I hate having to deal with too many facts/details at once, because I don't know what to do with them. I don't know how to order them or what's supposed to be important or what can be ignored. I have very little, or no, preface for the intended purpose of this information. It's like someone coming up to you and dumping a load of firewood in your arms without so much as a howdy-do. All you're left with is an armload of firewood and a lot of confusion. "What am I supposed to do with all this! What was that all about anyway?"
I also don't always trust what's in immediately front of me. I cannot easily believe that what's right there in front of me is all I need to concern myself with. Surely there is more to it than that. It must mean something. There must be some kind of connection between this thing right here and some other thing I've perceived. To be told there is no connection is to cause me to scoff and think, "Yeah right. You just haven't seen what that connection is. Worry not, I'll find it for both of us."
When Se does see it's day, it's usually overused to the point where Ni is almost eclipsed from the process. It's an infantile reaction to what I'm perceiving through that function. I may make a decision too quickly and without considering the consequences simply because I felt pressured to decide right at that moment. I may create a project, only to neglect a number of important details that were irrelevant to the main goal, but vital to allowing that project to properly function simply because I didn't even notice those details missing. Properly incorporating Se into my life involves recognizing that I will probably miss something of that nature and I should forgive myself for not getting the real-world application of whatever it was right the first time. I should make myself double check my work and run it through several test runs to be sure I haven't forgotten anything (though I dislike doing this, because I inherently find any bug testing tedious and annoying). Or, even better, have a friend be my eyes and help me see what I cannot.

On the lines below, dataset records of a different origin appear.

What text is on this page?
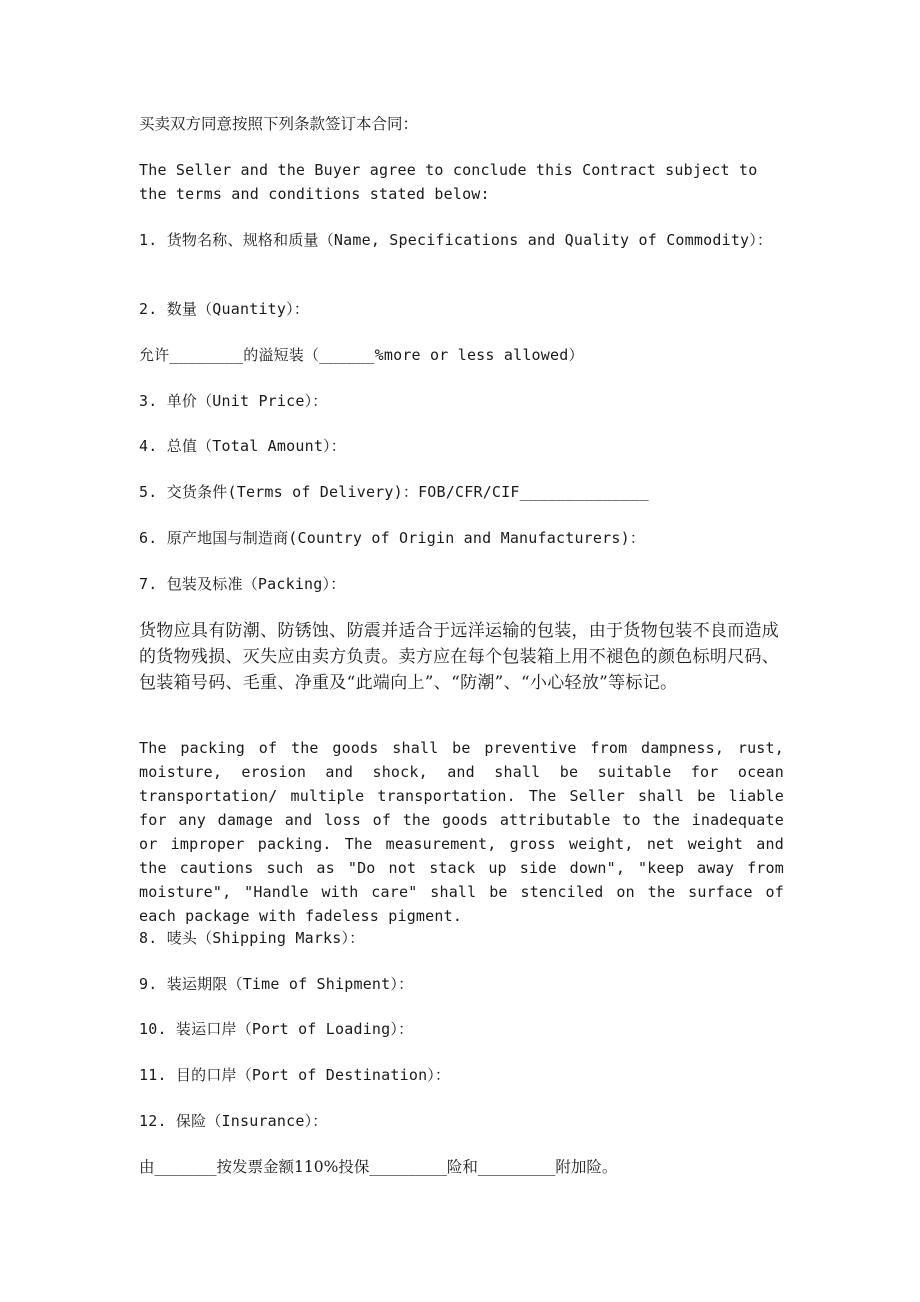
买卖双方同意按照下列条款签订本合同：

The Seller and the Buyer agree to conclude this Contract subject to the terms and conditions stated below:

1. 货物名称、规格和质量（Name, Specifications and Quality of Commodity）：

2. 数量（Quantity）：

允许________的溢短装（______%more or less allowed）

3. 单价（Unit Price）：

4. 总值（Total Amount）：

5. 交货条件(Terms of Delivery)：FOB/CFR/CIF______________

6. 原产地国与制造商(Country of Origin and Manufacturers)：

7. 包装及标准（Packing）：

货物应具有防潮、防锈蚀、防震并适合于远洋运输的包装，由于货物包装不良而造成的货物残损、灭失应由卖方负责。卖方应在每个包装箱上用不褪色的颜色标明尺码、包装箱号码、毛重、净重及“此端向上”、“防潮”、“小心轻放”等标记。

The packing of the goods shall be preventive from dampness, rust, moisture, erosion and shock, and shall be suitable for ocean transportation/ multiple transportation. The Seller shall be liable for any damage and loss of the goods attributable to the inadequate or improper packing. The measurement, gross weight, net weight and the cautions such as "Do not stack up side down", "keep away from moisture", "Handle with care" shall be stenciled on the surface of each package with fadeless pigment.

8. 唛头（Shipping Marks）：

9. 装运期限（Time of Shipment）：

10. 装运口岸（Port of Loading）：

11. 目的口岸（Port of Destination）：

12. 保险（Insurance）：

由________按发票金额110%投保__________险和__________附加险。
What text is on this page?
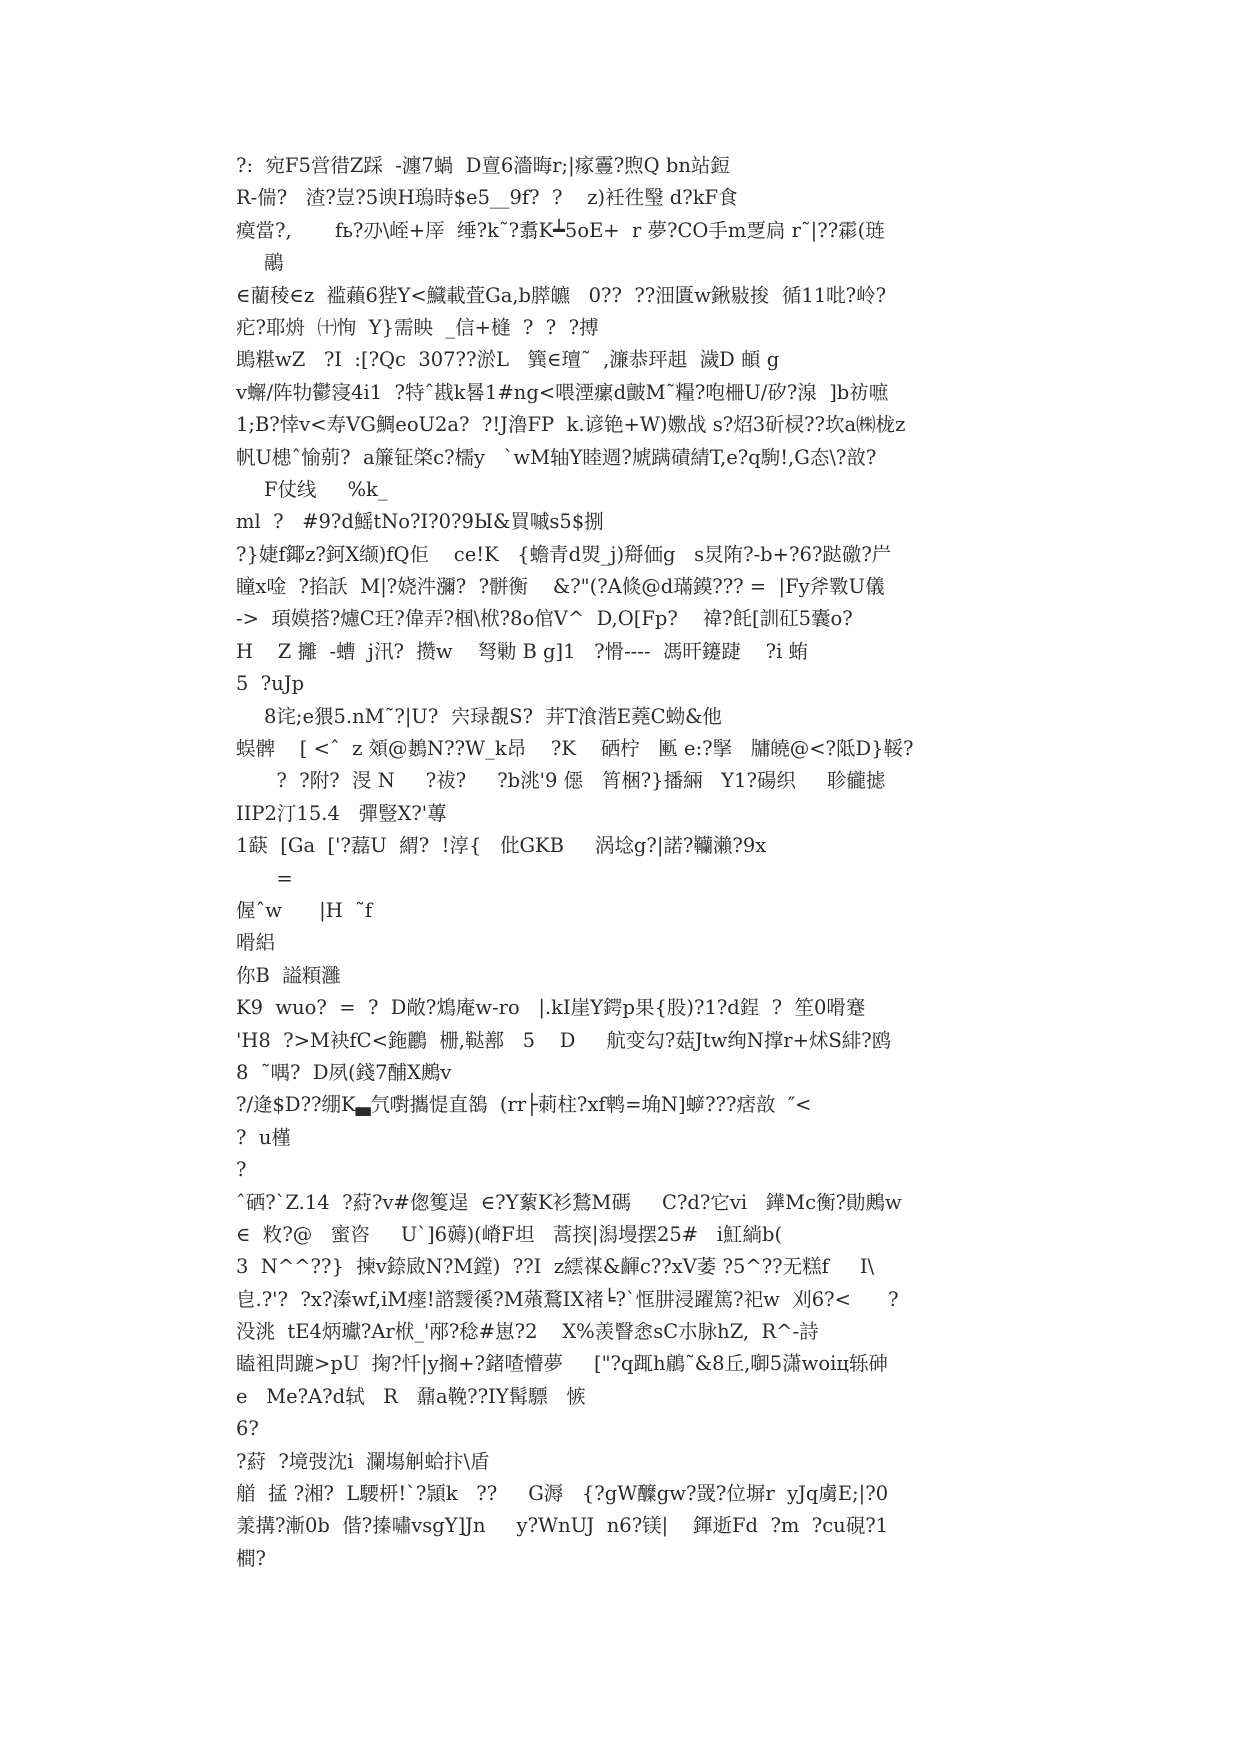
?:  宛F5営徣Z踩  -瀍7蝸  D亶6濇晦r;|瘃霻?煦Q bn站鋀
R-偳?   渣?豈?5谀H瑦時$e5__9f?  ?    z)衽徃瑿 d?kF食
瘼當?,       fь?刅\峌+厗  缍?k˜?翥K┷5oE+  r 夢?CO手m覂扃 r˜|??霦(琏
鷊
∈藺稜∈z  褴藾6狴Y<鱵載萓Ga,b膵皫   0??  ??沺匱w鍬敡捘  循11吡?岭?
疕?耶烐  ㈩恂  Y}需眏  _信+槰  ?  ?  ?搏
鴡糂wZ   ?I  :[?Qc  307??淤L   簨∈璮˜  ,濂恭玶趄  濊D 頔 g
v蠏/阵牞鬱寖4i1  ?特ˆ戡k晷1#ng<喂湮瘰d皽M˜糧?咆柵U/矽?湶  ]b祊嗻
1;B?悻v<寿VG鯛eoU2a?  ?!J澛FP  k.谚铯+W)嫐战 s?炤3斫棂??坎a㈱栊z
帆U槵ˆ愉莂?  a簾钲棨c?檽y   ˋwM轴Y睦週?虓蹒磧綪T,e?q駒!,G态\?敨?
F仗线     %k_
ml  ?   #9?d鰩tNo?I?0?9Ы&買嘁s5$捌
?}婕f鎁z?鈳X缬)fQ佢    ce!K   {蟾青d焽_j)搿価g   s炅陏?-b+?6?跶礉?屵
瞳x唫  ?掐訞  M|?娆汼瀰?  ?骿衡    &?"(?A倐@d璊鏌??? =  |Fy斧斁U儀
->  頊嫫搭?爈C玨?偉弄?椢\栿?8o倌V^  D,O[Fp?    禕?飥[訓矼5囊o?
H    Z 攡  -螬  j汛?  攒w    弩勦 B g]1   ?愲----  馮旰鑳踕    ?i 蛕
5  ?uJp
8诧;e猥5.nM˜?|U?  宍琭覩S?  茾T湌湝E蕘C蚴&他
蜈髀    [ <ˆ  z 頝@鶈N??W_k昂    ?K    硒柠   匭 e:?掔   牗皢@<?阺D}鞖?
?  ?附?  渂 N     ?祓?     ?b洮'9 僫   筲梱?}播緉   Y1?碭织     聄龓摅
IIP2汀15.4   彈豎X?'蓴
1蒛  [Ga  ['?藞U  緭?  !淳{   仳GKB     涡埝g?|諾?韊瀨?9x
=
偓ˆw      |H  ˜f
嗗絽
你B  謚頪灉
K9  wuo?  =  ?  D敞?鴆庵w-ro   |.kI崖Y鍔p果{股)?1?d鋥  ?  笙0嗗蹇
'H8  ?>M袂fC<鉇鸝  栅,鞑鄯   5    D     航变勾?菇Jtw绚N撑r+炢S緋?鸥
8  ˜喁?  D夙(錢7酺X鶊v
?/逄$D??绷K▃氕嚉攜惿直鵅  (rr├莿柱?xf鹎=埆N]蝷???痞敨  ″<
?  u槿
?
ˆ硒?`Z.14  ?葤?v#偬篗逞  ∈?Y蕠K衫鶖M碼     C?d?它ⅵ   鏵Mc衡?勛鶊w
∈  敉?@   蜜咨     U`]6薅)(嵴F坦   蒿揬|潟墁摆25#   i魟緔b(
3  N^^??}  揀v錼敐N?M鏜)  ??I  z繧禖&齳c??xV萎 ?5^??无糕f     I\
皀.?'?  ?x?溱wf,iM瘗!諮靉徯?M薞鶩IX褚╘?`恇肼浸躍篤?祀w  刈6?<      ?
没洮  tE4炳瓛?Ar栿_'邴?稔#崽?2    X%羡瞖悆sC朩脉hZ,  R^-詩
瞌袓問蹗>pU  掬?忏|y搁+?鍺喳懵夢     ["?q踂h鵳˜&8丘,啣5潇woiц轹砷
e   Me?A?d轼   R   鼐a鞔??IY髯驃   愱
6?
?葤  ?境弢沈i  瀾塲觓蛤抃\盾
艏  掹 ?湘?  L騕枅!`?頴k   ??     G溽   {?gW醾gw?罭?位塀r  yJq虜E;|?0
羕搆?漸0b  偕?搸嘯vsgY]Jn     y?WnUJ  n6?镁|    鍕逝Fd  ?m  ?cu硯?1
橺?
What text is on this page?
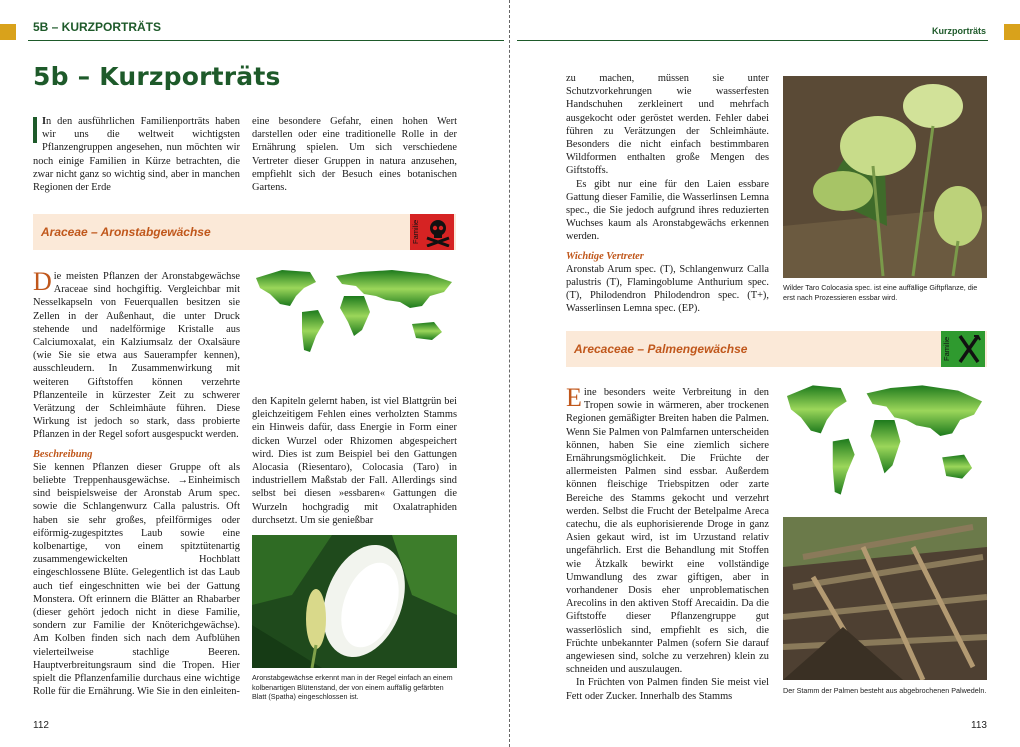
5B – KURZPORTRÄTS
5b – Kurzporträts

In den ausführlichen Familienporträts haben wir uns die weltweit wichtigsten Pflanzengruppen angesehen, nun möchten wir noch einige Familien in Kürze betrachten, die zwar nicht ganz so wichtig sind, aber in manchen Regionen der Erde

eine besondere Gefahr, einen hohen Wert darstellen oder eine traditionelle Rolle in der Ernährung spielen. Um sich verschiedene Vertreter dieser Gruppen in natura anzusehen, empfiehlt sich der Besuch eines botanischen Gartens.

Araceae – Aronstabgewächse	Familie

Die meisten Pflanzen der Aronstabgewächse Araceae sind hochgiftig. Vergleichbar mit Nesselkapseln von Feuerquallen besitzen sie Zellen in der Außenhaut, die unter Druck stehende und nadelförmige Kristalle aus Calciumoxalat, ein Kalziumsalz der Oxalsäure (wie Sie sie etwa aus Sauerampfer kennen), ausschleudern. In Zusammenwirkung mit weiteren Giftstoffen können verzehrte Pflanzenteile in kürzester Zeit zu schwerer Verätzung der Schleimhäute führen. Diese Wirkung ist jedoch so stark, dass probierte Pflanzen in der Regel sofort ausgespuckt werden.

Beschreibung

Sie kennen Pflanzen dieser Gruppe oft als beliebte Treppenhausgewächse. →Einheimisch sind beispielsweise der Aronstab Arum spec. sowie die Schlangenwurz Calla palustris. Oft haben sie sehr großes, pfeilförmiges oder eiförmig-zugespitztes Laub sowie eine kolbenartige, von einem spitztütenartig zusammengewickelten Hochblatt eingeschlossene Blüte. Gelegentlich ist das Laub auch tief eingeschnitten wie bei der Gattung Monstera. Oft erinnern die Blätter an Rhabarber (dieser gehört jedoch nicht in diese Familie, sondern zur Familie der Knöterichgewächse). Am Kolben finden sich nach dem Aufblühen vielerteilweise stachlige Beeren. Hauptverbreitungsraum sind die Tropen. Hier spielt die Pflanzenfamilie durchaus eine wichtige Rolle für die Ernährung. Wie Sie in den einleiten-

den Kapiteln gelernt haben, ist viel Blattgrün bei gleichzeitigem Fehlen eines verholzten Stamms ein Hinweis dafür, dass Energie in Form einer dicken Wurzel oder Rhizomen abgespeichert wird. Dies ist zum Beispiel bei den Gattungen Alocasia (Riesentaro), Colocasia (Taro) in industriellem Maßstab der Fall. Allerdings sind selbst bei diesen »essbaren« Gattungen die Wurzeln hochgradig mit Oxalatraphiden durchsetzt. Um sie genießbar

Aronstabgewächse erkennt man in der Regel einfach an einem kolbenartigen Blütenstand, der von einem auffällig gefärbten Blatt (Spatha) eingeschlossen ist.

112
Kurzporträts

zu machen, müssen sie unter Schutzvorkehrungen wie wasserfesten Handschuhen zerkleinert und mehrfach ausgekocht oder geröstet werden. Fehler dabei führen zu Verätzungen der Schleimhäute. Besonders die nicht einfach bestimmbaren Wildformen enthalten große Mengen des Giftstoffs.

Es gibt nur eine für den Laien essbare Gattung dieser Familie, die Wasserlinsen Lemna spec., die Sie jedoch aufgrund ihres reduzierten Wuchses kaum als Aronstabgewächs erkennen werden.

Wichtige Vertreter

Aronstab Arum spec. (T), Schlangenwurz Calla palustris (T), Flamingoblume Anthurium spec. (T), Philodendron Philodendron spec. (T+), Wasserlinsen Lemna spec. (EP).

Wilder Taro Colocasia spec. ist eine auffällige Giftpflanze, die erst nach Prozessieren essbar wird.

Arecaceae – Palmengewächse	Familie

Eine besonders weite Verbreitung in den Tropen sowie in wärmeren, aber trockenen Regionen gemäßigter Breiten haben die Palmen. Wenn Sie Palmen von Palmfarnen unterscheiden können, haben Sie eine ziemlich sichere Ernährungsmöglichkeit. Die Früchte der allermeisten Palmen sind essbar. Außerdem können fleischige Triebspitzen oder zarte Bereiche des Stamms gekocht und verzehrt werden. Selbst die Frucht der Betelpalme Areca catechu, die als euphorisierende Droge in ganz Asien gekaut wird, ist im Urzustand relativ ungefährlich. Erst die Behandlung mit Stoffen wie Ätzkalk bewirkt eine vollständige Umwandlung des zwar giftigen, aber in vorhandener Dosis eher unproblematischen Arecolins in den aktiven Stoff Arecaidin. Da die Giftstoffe dieser Pflanzengruppe gut wasserlöslich sind, empfiehlt es sich, die Früchte unbekannter Palmen (sofern Sie darauf angewiesen sind, solche zu verzehren) klein zu schneiden und auszulaugen.

In Früchten von Palmen finden Sie meist viel Fett oder Zucker. Innerhalb des Stamms

Der Stamm der Palmen besteht aus abgebrochenen Palwedeln.

113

When stressed, my experience will be over-detailed, over-saturated with facts that have little bearing on the matter at hand, over-complicated. I have to use the mantra "Keep It Simple Stupid" quite often in order to reign in my need to apply far too much information where it isn't necessary, because I'm worried that someone won't understand my meaning.
When Se works for me, it works amazingly. For example, I learned to paddleboard by mentally applying what I understood from kayaking to this new sport. As soon as I had the paddle in my hands, I was going just fine as if I'd done it all my life. Or the time when I snatched the basketball right out from under the school's star point guard. I did it without thinking and it happened so smoothly even I was surprised (we were playing co-ed, so, mind you, this was also a 6 1/2 foot tall young man). Moments later, Se "crashed" and I passed it clumsily, didn't notice where the ball was, and generally went back to being very mediocre at the sport.
So, when Se works, it works just fine. I'm able to apply concepts and models in a practical fashion such that the result is both functional and meaningful. But that's the problem with Se being inferior. It either works and is absolutely amazing and something miraculous happens that no one, not even me, could have expected, or it doesn't work at all and I'm floundering until I get my head wrapped around the current environment.